Ewakuacja najmłodszych pacjentów łódzkiego szpitala im. Korczaka zostaje wstrzymana - taką decyzję, na własną odpowiedzialność, wbrew opinii nadzorców budowlanych, podjął dyrektor szpitala im. Kopernika, któremu podlega placówka. Od rana przeciwko ewakuacji protestowały matki chorych dzieci. Dyrekcja argumentowała, że jest ona konieczna bo najstarszemu łódzkiemu szpitalowi grozi zawalenie.

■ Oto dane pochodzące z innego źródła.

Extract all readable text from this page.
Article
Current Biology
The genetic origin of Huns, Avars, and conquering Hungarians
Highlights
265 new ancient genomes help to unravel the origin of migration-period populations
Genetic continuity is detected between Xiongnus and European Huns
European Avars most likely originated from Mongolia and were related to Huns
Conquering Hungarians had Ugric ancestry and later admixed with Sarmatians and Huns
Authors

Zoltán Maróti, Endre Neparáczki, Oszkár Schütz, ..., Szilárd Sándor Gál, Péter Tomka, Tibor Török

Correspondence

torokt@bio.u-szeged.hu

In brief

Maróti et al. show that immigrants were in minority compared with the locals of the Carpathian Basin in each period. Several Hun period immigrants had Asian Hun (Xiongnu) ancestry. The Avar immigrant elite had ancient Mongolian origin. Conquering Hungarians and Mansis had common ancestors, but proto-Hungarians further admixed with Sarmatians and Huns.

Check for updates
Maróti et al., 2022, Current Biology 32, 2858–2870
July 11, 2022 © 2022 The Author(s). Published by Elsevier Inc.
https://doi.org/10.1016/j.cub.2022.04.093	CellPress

- Na własną odpowiedzialność zadecydowałem, że najmłodsi pacjenci pozostaną w szpitalu do rana - powiedział dyrektor szpitala im. Kopernika Wojciech Szrajber. Rano do domów mają być wypisane te dzieci, które nie wymagają już szpitalnej opieki. Pozostałe zostaną przeniesione do innych placówek.
Decyzja o zamknięciu jednego z budynków, w którym znajdują się dwa oddziały, ma tryb natychmiastowej wykonalności. Da wszystkich dzieci znaleziono już miejsca w łódzkim Instytucie Centrum Zdrowia Matki Polki. Adrianna Sikora, rzecznik szpitala
Jest to konieczne, bo łódzkiemu Korczakowi w każdej chwili grozi zawalenie - tak wynika z orzeczenia nadzoru budowlanego. Szpital ma być odłączony od mediów i zabezpieczony przed "dostępem osób postronnych". Ale na ewakuację dzieci od początku nie godziły się ich matki, które przebywały na oddziałach. Deklarowały nawet chęć podpisania się pod pismem, z którego wynikałoby, że biorą odpowiedzialność za zdrowie ich dzieci.
"To farsa" - wkracza negocjator
Według matek, cała ta ewakuacja "to farsa". - Nic nam na głowę nie leci, nie leciało i nie będzie leciało - mówiły kobiety, które przypominały, że stropy na tym oddziale były niedawno wzmacniane. - Tutaj mamy doskonałą opiekę, wspaniały personel i czujemy się tu zupełnie bezpiecznie - podkreślały.
Do protestujących rodziców po południu przyjechał dyrektor szpitala, pojawił się również policyjny negocjator. Obaj przekonywali matki, o konieczności ewakuacji. Apelowali, aby nie narażali oni swojego ani dzieci zdrowia. Po rozmowach część rodziców zgodziła się, aby ich dzieci zostały przewiezione do innej placówki. Według relacji reportera TVN24, budynek opuściło pięcioro dzieci. Na oddziałach ciągle pozostawało wtedy 14 dzieci.
W obronie najstarszego szpitala
O szpitalu im. Korczaka było głośno w ub. roku, kiedy to miał być ostatecznie zamknięty, a budynki przekazane urzędowi marszałkowskiemu. Jednak po społecznych protestach zdecydowano, że placówka będzie nadal przyjmować małych pacjentów. "Korczak" powstał ponad 100 lat temu. Jego fundatorami byli Matylda i Edward Herbstowie. Był jedną z pierwszych placówek pediatrycznych na ziemiach polskich.